RADNOR, Pa. - Radnor Capital Management is gaining new clients thanks to passing its five-year milestone, and the equity and balanced manager is looking to exploit that opportunity to expand its institutional asset base even further.
Last year, the firm started seeing more interest in the part of large national consulting firms, which helped the firm break through to the large pension market and double its assets to more than $1 billion. Radnor Capital ended 1994 with $485 million under management, then added $340 million from new advisory clients and another $50 million in wrap-fee assets during 1995.
With the firm having five-year performance numbers, consultants began showing Radnor to their pension fund clients, said J. Allen Gray, vice president.
The firm received an assignment to the emerging manager program of the Los Angeles County Employees' Retirement Association and reached the finals in a search carried out by the Los Angeles Fire & Police Pension System. The LACERA assignment came through Radnor's link with RCB Trust Co., Radnor's only emerging manager affiliation.
Radnor Capital opened officially in January 1990 and has more than $1 billion under management: $105 million in wrap-fee assets, approximately $430 million in individual assets and the remainder in institutional assets. Institutional clients include many charitable and medical organizations in Pennsylvania, as well as pension plans including the St. Petersburg (Fla.) Pension Funds and the pension fund of C&J Clark America Inc., Kennett Square, Pa.

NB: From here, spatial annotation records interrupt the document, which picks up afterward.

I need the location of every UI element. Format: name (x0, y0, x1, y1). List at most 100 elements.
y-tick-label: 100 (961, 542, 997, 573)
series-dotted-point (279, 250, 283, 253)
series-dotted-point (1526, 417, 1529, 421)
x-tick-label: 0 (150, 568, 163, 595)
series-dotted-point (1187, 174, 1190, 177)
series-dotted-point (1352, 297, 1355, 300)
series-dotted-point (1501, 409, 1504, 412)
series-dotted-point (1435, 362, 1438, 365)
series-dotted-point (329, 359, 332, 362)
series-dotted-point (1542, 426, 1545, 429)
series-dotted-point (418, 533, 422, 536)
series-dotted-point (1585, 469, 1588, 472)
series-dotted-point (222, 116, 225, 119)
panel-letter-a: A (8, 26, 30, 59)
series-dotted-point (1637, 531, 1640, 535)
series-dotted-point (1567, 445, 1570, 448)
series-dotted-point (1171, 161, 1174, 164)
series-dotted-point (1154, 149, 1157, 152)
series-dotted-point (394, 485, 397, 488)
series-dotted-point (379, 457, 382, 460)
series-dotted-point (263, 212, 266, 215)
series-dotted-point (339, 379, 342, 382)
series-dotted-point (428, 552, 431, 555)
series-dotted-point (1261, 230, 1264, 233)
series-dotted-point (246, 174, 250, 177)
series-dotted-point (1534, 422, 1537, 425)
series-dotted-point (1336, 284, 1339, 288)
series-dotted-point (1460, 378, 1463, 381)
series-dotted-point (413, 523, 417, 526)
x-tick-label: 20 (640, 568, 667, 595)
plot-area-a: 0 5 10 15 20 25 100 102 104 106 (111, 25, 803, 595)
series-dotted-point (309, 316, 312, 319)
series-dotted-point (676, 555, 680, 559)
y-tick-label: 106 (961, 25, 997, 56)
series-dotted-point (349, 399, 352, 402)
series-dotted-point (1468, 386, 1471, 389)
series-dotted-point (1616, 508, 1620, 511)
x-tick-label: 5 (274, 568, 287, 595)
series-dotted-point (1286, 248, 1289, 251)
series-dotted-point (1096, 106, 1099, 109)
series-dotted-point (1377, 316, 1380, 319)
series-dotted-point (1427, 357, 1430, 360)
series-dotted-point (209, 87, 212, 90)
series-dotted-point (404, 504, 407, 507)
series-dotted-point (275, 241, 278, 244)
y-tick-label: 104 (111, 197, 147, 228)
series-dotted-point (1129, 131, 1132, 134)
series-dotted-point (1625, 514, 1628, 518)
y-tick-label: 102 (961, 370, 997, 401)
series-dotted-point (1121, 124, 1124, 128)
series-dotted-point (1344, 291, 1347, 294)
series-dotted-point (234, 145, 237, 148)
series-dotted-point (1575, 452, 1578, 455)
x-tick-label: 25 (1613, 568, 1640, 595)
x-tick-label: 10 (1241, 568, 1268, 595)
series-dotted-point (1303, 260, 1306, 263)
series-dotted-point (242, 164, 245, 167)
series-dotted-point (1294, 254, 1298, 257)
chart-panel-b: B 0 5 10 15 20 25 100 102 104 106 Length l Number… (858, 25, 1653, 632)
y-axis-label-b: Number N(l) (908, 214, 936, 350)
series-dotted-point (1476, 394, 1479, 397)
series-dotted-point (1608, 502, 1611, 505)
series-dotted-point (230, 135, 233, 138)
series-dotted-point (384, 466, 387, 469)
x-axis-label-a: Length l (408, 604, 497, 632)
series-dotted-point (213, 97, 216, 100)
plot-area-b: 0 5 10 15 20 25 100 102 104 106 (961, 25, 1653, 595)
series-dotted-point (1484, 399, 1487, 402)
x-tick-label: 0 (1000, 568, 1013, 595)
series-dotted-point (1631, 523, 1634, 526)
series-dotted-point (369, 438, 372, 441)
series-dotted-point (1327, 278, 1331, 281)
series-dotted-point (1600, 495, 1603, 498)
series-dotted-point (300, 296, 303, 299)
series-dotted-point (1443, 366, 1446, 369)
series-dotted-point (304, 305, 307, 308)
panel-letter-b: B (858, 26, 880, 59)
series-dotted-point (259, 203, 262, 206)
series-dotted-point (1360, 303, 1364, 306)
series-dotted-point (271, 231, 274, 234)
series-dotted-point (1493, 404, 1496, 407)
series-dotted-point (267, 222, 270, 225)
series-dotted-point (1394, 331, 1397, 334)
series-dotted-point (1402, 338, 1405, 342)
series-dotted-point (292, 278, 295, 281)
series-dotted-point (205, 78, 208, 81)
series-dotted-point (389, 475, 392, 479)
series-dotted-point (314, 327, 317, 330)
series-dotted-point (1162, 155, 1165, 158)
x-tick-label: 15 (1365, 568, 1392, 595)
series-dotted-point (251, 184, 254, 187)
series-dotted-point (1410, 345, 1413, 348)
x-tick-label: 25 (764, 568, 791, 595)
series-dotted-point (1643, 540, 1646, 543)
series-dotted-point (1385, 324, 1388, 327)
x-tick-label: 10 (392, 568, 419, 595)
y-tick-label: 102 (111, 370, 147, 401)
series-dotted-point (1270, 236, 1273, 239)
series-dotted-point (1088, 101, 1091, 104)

Radnor Capital is rolling out a new small-cap value product June 1 that will be managed by Douglas Pyle, one of the former partners in Cashman Farrell & Associates. Mr. Pyle joined Radnor April 8.
The new strategy will invest primarily in established companies with market capitalizations of less than $1 billion using the same bottom-up low-price-earnings discipline as in Radnor's all-cap portfolios, said Mr. Pyle; he estimated the average market cap of the companies will be around $500 million. Radnor Capital already has a commitment from one client for a $4 million allocation to start, said Mr. Gray.
Radnor's staff already was researching many of the same companies for its all-cap portfolios, so the small-cap portfolio was a natural evolution, said President and CIO Maris A. Ogg.
The firm focuses on diversified low p/e portfolios holding 30 to 40 stocks with no more than 10% in any one sector.
Last year was a difficult one for the firm, but it managed to return 17.5% in a tough market for value managers, said Mr. Gray.